Breakfast for Dinner With a Glass of Wine
Montague Diner, NoMad Diner and Bubby’s have all the pancakes, syrup and eggs you need at 8 p.m.
When I was in elementary school, my dad often traveled for work. My sister and I whined and moaned about it, but there were two silver linings: 1. We’d each be getting new Beanie Babies, purchased at whichever airport he was flying out of, and 2. Our mom would make breakfast for dinner while he was gone.
At age eight, a morning meal consumed at night seemed subversive and luxurious.
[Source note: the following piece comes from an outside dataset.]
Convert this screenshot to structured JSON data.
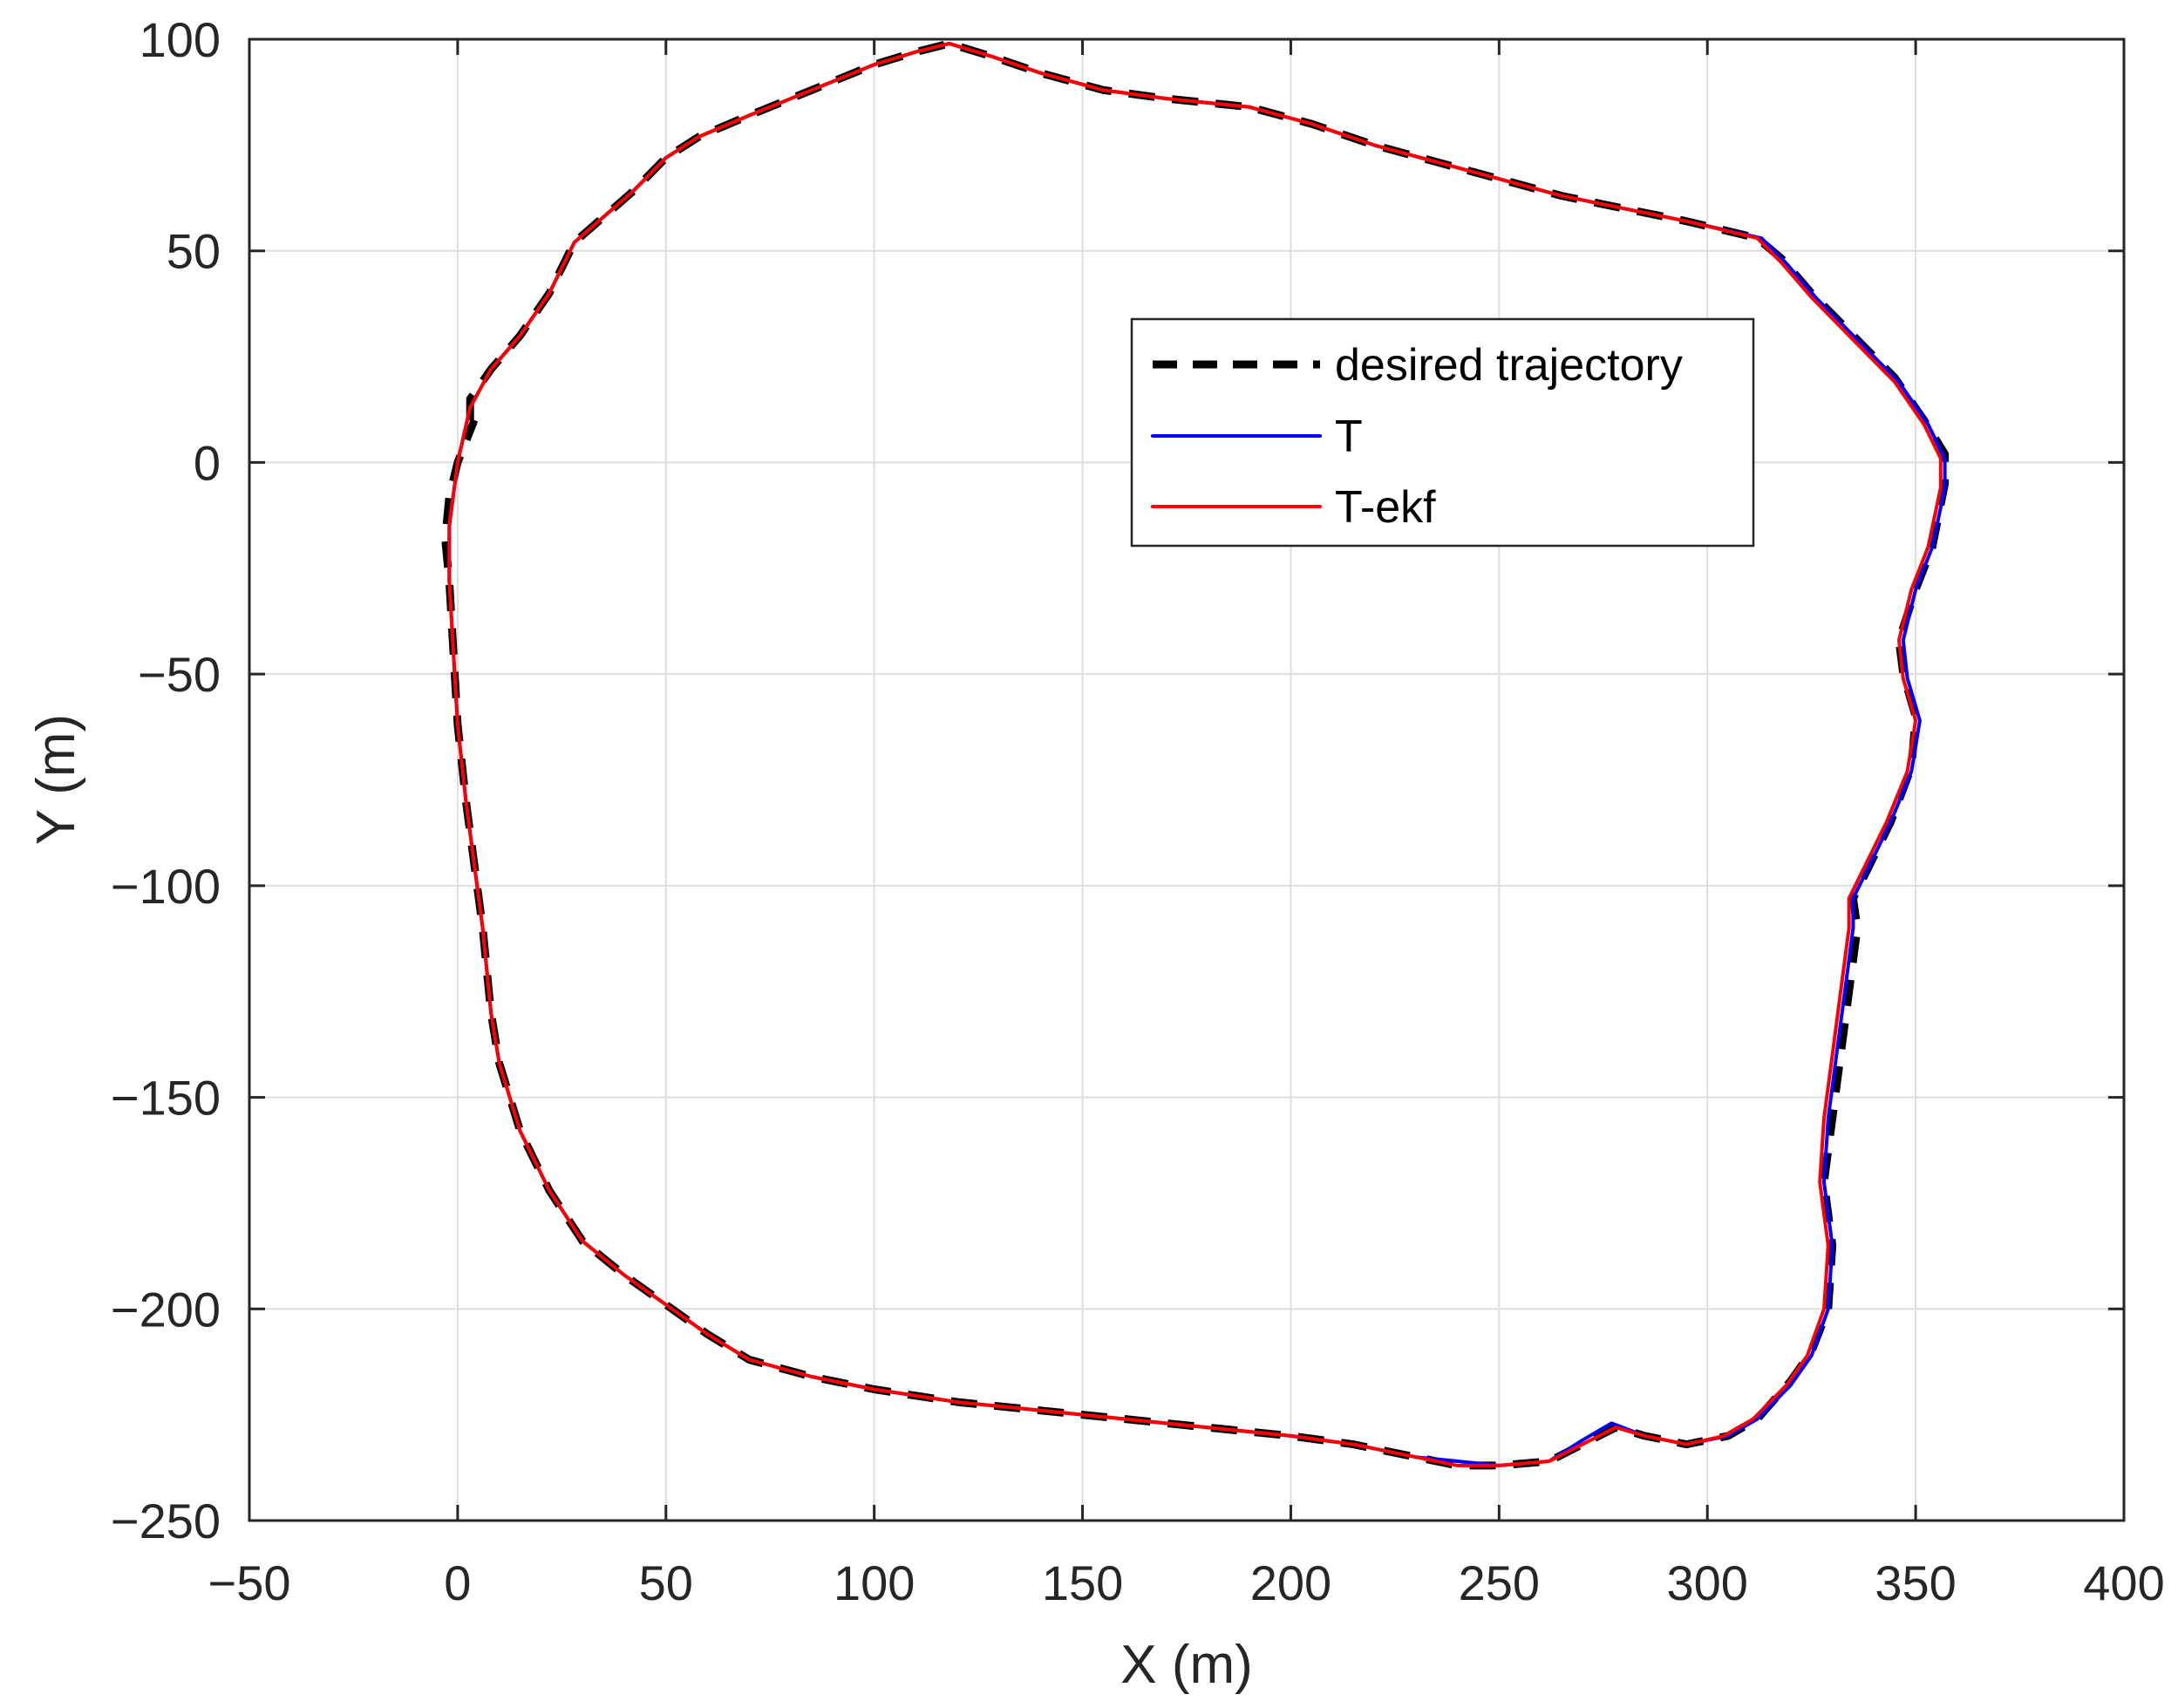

A decade later, being able to eat hash browns and waffles at 2 in the morning in any number of old-school diners was equally exciting. But lately I’ve fallen for a fancier kind of breakfast for dinner — complete with natural wines, cocktails and warm lighting — that just may interest you all, too.
Chocolate chip pancakes and ice cream
A few months ago, I stopped by Montague Diner in Brooklyn Heights for an early dinner after reading my friend Chris Crowley’s very compelling spring preview of the restaurant. Supposedly opened on a dare by a collective of first-time restaurant owners and the chefs at Margot in Fort Greene, Montague’s whole deal is “What if a diner were sexy?” What if it were more Edward Hopper than Norman Rockwell?
Before you roll your eyes at yet another aesthetic diner, the prices are surprisingly fair: Everything on the light breakfast section of the menu — steel cut oatmeal, yogurt and granola, a bagel with cream cheese — is $9 or less. And there’s an early bird special (served from 7 a.m. to 9 a.m. on weekdays) that includes eggs, bacon, toast, orange juice and coffee for $13.50. I went for the corned beef hash and eggs ($16), a glass of orange wine and the pancake split — a plate-size chocolate chip pancake smothered in syrup, chocolate sauce and topped with a scoop of vanilla ice cream and whipped cream ($17). Which is all to say, you can make any visit to Montague as cheap or as expensive as you’d like.